Add @generatePhpEnv to your schema to generate a small, self-contained class — a readonly Env with typed promoted properties, a static load() that parses the injected __VARLOCK_ENV blob, and a SENSITIVE_KEYS constant.

.env.schema
# @generatePhpEnv(path=Env.php)

The file is regenerated automatically on varlock load and varlock run, or explicitly with varlock codegen. Requires PHP 8.1+ (readonly promoted properties).

Call load() once, then read fields off the object — required fields are the plain type, optional ones are nullable (?type):

<?php
require_once 'Env.php'; // require_once — a second require would fatal
$env = Env::load(); // call once, hold or inject $env
$port = $env->DB_PORT; // ?int
$debug = $env->DEBUG; // ?bool
// SENSITIVE_KEYS is available for your own redaction
foreach (Env::SENSITIVE_KEYS as $key) { /* ... */ }
Terminal window
varlock run -- php main.php

load() throws a clear error if __VARLOCK_ENV is missing (e.g. you forgot varlock run) or if a required key is absent.

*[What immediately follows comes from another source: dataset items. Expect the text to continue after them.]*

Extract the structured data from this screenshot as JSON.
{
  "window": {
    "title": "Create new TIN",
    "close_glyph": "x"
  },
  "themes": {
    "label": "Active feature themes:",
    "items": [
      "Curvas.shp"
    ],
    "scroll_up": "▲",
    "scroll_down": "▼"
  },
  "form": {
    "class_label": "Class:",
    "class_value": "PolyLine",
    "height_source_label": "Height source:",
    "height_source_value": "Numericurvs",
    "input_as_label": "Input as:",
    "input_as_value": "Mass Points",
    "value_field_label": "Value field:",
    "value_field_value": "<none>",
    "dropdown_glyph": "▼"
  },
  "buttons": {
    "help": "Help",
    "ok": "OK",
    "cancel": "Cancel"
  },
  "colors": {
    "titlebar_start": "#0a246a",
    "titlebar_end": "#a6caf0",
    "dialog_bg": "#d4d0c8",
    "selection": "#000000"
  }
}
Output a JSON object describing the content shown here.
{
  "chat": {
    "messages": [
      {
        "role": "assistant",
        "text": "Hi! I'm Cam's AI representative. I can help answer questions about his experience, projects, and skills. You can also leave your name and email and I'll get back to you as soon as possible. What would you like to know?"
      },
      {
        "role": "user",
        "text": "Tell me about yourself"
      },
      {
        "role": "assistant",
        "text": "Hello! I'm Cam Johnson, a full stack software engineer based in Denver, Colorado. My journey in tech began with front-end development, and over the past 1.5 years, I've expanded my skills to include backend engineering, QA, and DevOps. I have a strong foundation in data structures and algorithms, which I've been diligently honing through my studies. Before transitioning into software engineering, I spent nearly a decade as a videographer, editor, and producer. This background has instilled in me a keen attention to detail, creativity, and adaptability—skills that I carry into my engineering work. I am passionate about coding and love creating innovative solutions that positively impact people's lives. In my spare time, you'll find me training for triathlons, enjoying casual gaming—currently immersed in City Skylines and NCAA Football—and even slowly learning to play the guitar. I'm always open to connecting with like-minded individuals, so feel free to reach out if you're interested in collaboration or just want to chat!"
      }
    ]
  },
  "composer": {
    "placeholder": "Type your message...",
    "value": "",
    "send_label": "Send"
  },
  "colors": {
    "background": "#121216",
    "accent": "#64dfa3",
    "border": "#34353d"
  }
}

Every load() call re-parses the blob. To avoid reloading, bind the loaded instance wherever your app keeps shared services — e.g. your DI container:

bootstrap.php
$container->instance(Env::class, Env::load()); // resolve Env anywhere, type-hinted

No container? A tiny static holder works:

final class Config {
public static Env $env;
}
Config::$env = Env::load();
// elsewhere: Config::$env->DB_PORT (?int)

By default the class is a global final class Env loaded via require_once. For Composer projects, set namespace= and/or class= on the decorator and register the file via classmap autoload instead:

.env.schema
# @generatePhpEnv(path=src/Env.php, namespace="App\Config", class=AppEnv)
composer.json
{ "autoload": { "classmap": ["src/Env.php"] } }

Under PHP-FPM, make sure the pool passes __VARLOCK_ENV through (clear_env = no).